My chest pulls tight as I look at that sad little bag. The years of saving to buy a place of our own. Pytr working in the fields for anyone who would take him, leaving before the sun rose, coming home by the light of the moon. Moaning in his sleep as his muscles protested.
I shake my head. It’s no good to think about that now. The past is an empty field, buried under snow. All I can do now is keep moving forward.
A man’s voice calls from outside, and my mother comes to her feet. She acts like she’s not crying as I pull the door open, pick up my bag, and turn around to give her a hug.
“You can always come home,” she whispers as I embrace her. “You know that.”
My eyes sting as I pull away. I pat her on the shoulder.
“I will,” I tell her. “We’ll both come home.”

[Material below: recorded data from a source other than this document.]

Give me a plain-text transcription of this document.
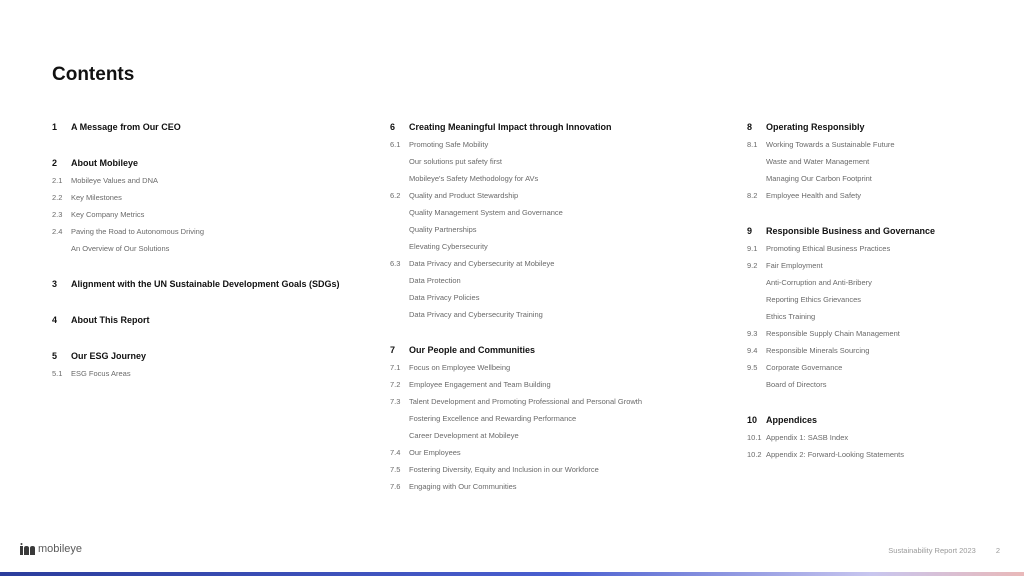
Contents
1 A Message from Our CEO
2 About Mobileye
2.1 Mobileye Values and DNA
2.2 Key Milestones
2.3 Key Company Metrics
2.4 Paving the Road to Autonomous Driving
An Overview of Our Solutions
3 Alignment with the UN Sustainable Development Goals (SDGs)
4 About This Report
5 Our ESG Journey
5.1 ESG Focus Areas
6 Creating Meaningful Impact through Innovation
6.1 Promoting Safe Mobility
Our solutions put safety first
Mobileye's Safety Methodology for AVs
6.2 Quality and Product Stewardship
Quality Management System and Governance
Quality Partnerships
Elevating Cybersecurity
6.3 Data Privacy and Cybersecurity at Mobileye
Data Protection
Data Privacy Policies
Data Privacy and Cybersecurity Training
7 Our People and Communities
7.1 Focus on Employee Wellbeing
7.2 Employee Engagement and Team Building
7.3 Talent Development and Promoting Professional and Personal Growth
Fostering Excellence and Rewarding Performance
Career Development at Mobileye
7.4 Our Employees
7.5 Fostering Diversity, Equity and Inclusion in our Workforce
7.6 Engaging with Our Communities
8 Operating Responsibly
8.1 Working Towards a Sustainable Future
Waste and Water Management
Managing Our Carbon Footprint
8.2 Employee Health and Safety
9 Responsible Business and Governance
9.1 Promoting Ethical Business Practices
9.2 Fair Employment
Anti-Corruption and Anti-Bribery
Reporting Ethics Grievances
Ethics Training
9.3 Responsible Supply Chain Management
9.4 Responsible Minerals Sourcing
9.5 Corporate Governance
Board of Directors
10 Appendices
10.1 Appendix 1: SASB Index
10.2 Appendix 2: Forward-Looking Statements
mobileye	Sustainability Report 2023	2
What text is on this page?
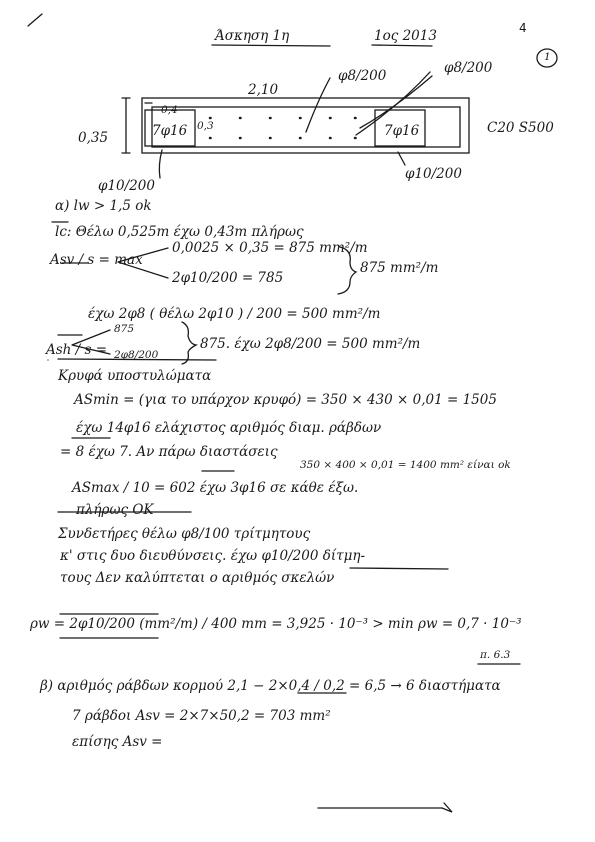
4
Άσκηση 1η	1ος 2013
1
2,10
φ8/200	φ8/200
0,35
0,4
0,3
7φ16	7φ16	C20 S500
φ10/200
φ10/200
α) lw > 1,5 ok
lc: Θέλω 0,525m έχω 0,43m πλήρως
Asv / s = max
0,0025 × 0,35 = 875 mm²/m
2φ10/200 = 785
875 mm²/m
έχω 2φ8 ( θέλω 2φ10 ) / 200 = 500 mm²/m
Ash / s =
875
2φ8/200
875. έχω 2φ8/200 = 500 mm²/m
Κρυφά υποστυλώματα
ASmin = (για το υπάρχον κρυφό) = 350 × 430 × 0,01 = 1505
έχω 14φ16 ελάχιστος αριθμός διαμ. ράβδων
= 8 έχω 7. Αν πάρω διαστάσεις
350 × 400 × 0,01 = 1400 mm² είναι ok
ASmax / 10 = 602 έχω 3φ16 σε κάθε έξω.
πλήρως ΟΚ
Συνδετήρες θέλω φ8/100 τρίτμητους
κ' στις δυο διευθύνσεις. έχω φ10/200 δίτμη-
τους Δεν καλύπτεται ο αριθμός σκελών
ρw = 2φ10/200 (mm²/m) / 400 mm = 3,925 · 10⁻³ > min ρw = 0,7 · 10⁻³
π. 6.3
β) αριθμός ράβδων κορμού 2,1 − 2×0,4 / 0,2 = 6,5 → 6 διαστήματα
7 ράβδοι Asv = 2×7×50,2 = 703 mm²
επίσης Asv =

She nods, but I can tell from the tight set to her lips that she doesn’t believe a word of it. No one ever comes back here. Not when they leave for Silver City.
“You coming, girl?” our neighbor, Old Rae, calls from the road.

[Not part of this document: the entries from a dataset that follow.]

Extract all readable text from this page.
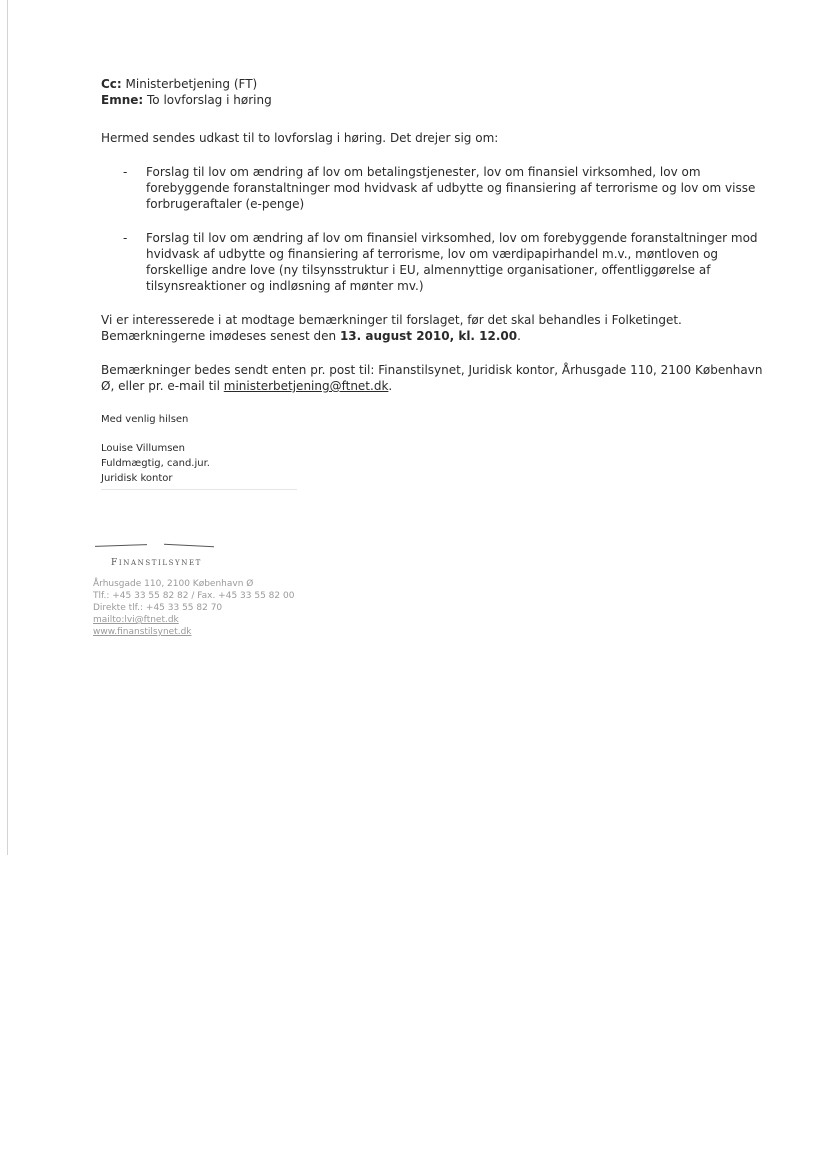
Cc: Ministerbetjening (FT)

Emne: To lovforslag i høring

Hermed sendes udkast til to lovforslag i høring. Det drejer sig om:

- Forslag til lov om ændring af lov om betalingstjenester, lov om finansiel virksomhed, lov om forebyggende foranstaltninger mod hvidvask af udbytte og finansiering af terrorisme og lov om visse forbrugeraftaler (e-penge)
- Forslag til lov om ændring af lov om finansiel virksomhed, lov om forebyggende foranstaltninger mod hvidvask af udbytte og finansiering af terrorisme, lov om værdipapirhandel m.v., møntloven og forskellige andre love (ny tilsynsstruktur i EU, almennyttige organisationer, offentliggørelse af tilsynsreaktioner og indløsning af mønter mv.)

Vi er interesserede i at modtage bemærkninger til forslaget, før det skal behandles i Folketinget. Bemærkningerne imødeses senest den 13. august 2010, kl. 12.00.

Bemærkninger bedes sendt enten pr. post til: Finanstilsynet, Juridisk kontor, Århusgade 110, 2100 København Ø, eller pr. e-mail til ministerbetjening@ftnet.dk.

Med venlig hilsen

Louise Villumsen
Fuldmægtig, cand.jur.
Juridisk kontor
FINANSTILSYNET
Århusgade 110, 2100 København Ø
Tlf.: +45 33 55 82 82 / Fax. +45 33 55 82 00
Direkte tlf.: +45 33 55 82 70
mailto:lvi@ftnet.dk
www.finanstilsynet.dk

I leave the door to my mother’s cabin open behind me and turn to face the road. The sky is a brilliant dark blue, and the first of the stars are winking from that deep velvet. I’d like to think it’s an auspicious night for journeys, for new beginnings. And why not? Who’s going to disagree with me?
I’m grinning as I pull myself up next to Rae and hand him the coin I promised for the journey. His cart is filled with pigs, squealing and snorting behind us. He clucks under his breath, and the cart lurches forward as the horse turns his head toward the Ever-Reaching River. We’ll travel through the night and arrive at the port of Deep’s Crossing by first light, in time to catch the barges. Or at least that’s the plan.
For the first few hours of the journey, as the cart sways and jolts and the pigs cry out in protest, Rae snorts, coughs, and spits over the side. He doesn’t actually speak to me until I pull out the biscuits I saved and offer him one. He takes it, chewing slowly.
“So,” he finally says. “You’re off to find your husband, then?”
I nod. “He said he’d be back in a year.”
And it’s been almost two since he left. I don’t bother to add that, because I’m sure Old Rae is well connected to the gossip machine that hums below every small town along this road. And everyone, even as far away as Deep’s Crossing, knows that Pytr left me.
“Sometimes,” he continues, “a man that leaves his wife doesn’t want to be found.”
I snort and cross my arms over my chest. It’s not like that with Pytr, but the gods know I’m not about to have that conversation with Old Rae. I don’t want to risk getting thrown out of the pig cart and having to walk all the way to Deep’s Crossing.
The cart rolls on. An owl calls from somewhere nearby, and wind rustles the leaves above us. I pull my cloak tighter around my shoulders.
“Shame about your husband,” Rae says suddenly. “Now, just saying, if you’d chosen my grandson instead—”
Rae’s grandson has flipped the skirts of every girl from here to Deep’s Crossing. When he got me alone behind the barn during the harvest festival, I punched him in the gut. He doubled over, wheezing, and then called me names that would make a stone god blush.
“Maybe I should have,” I reply, through gritted teeth.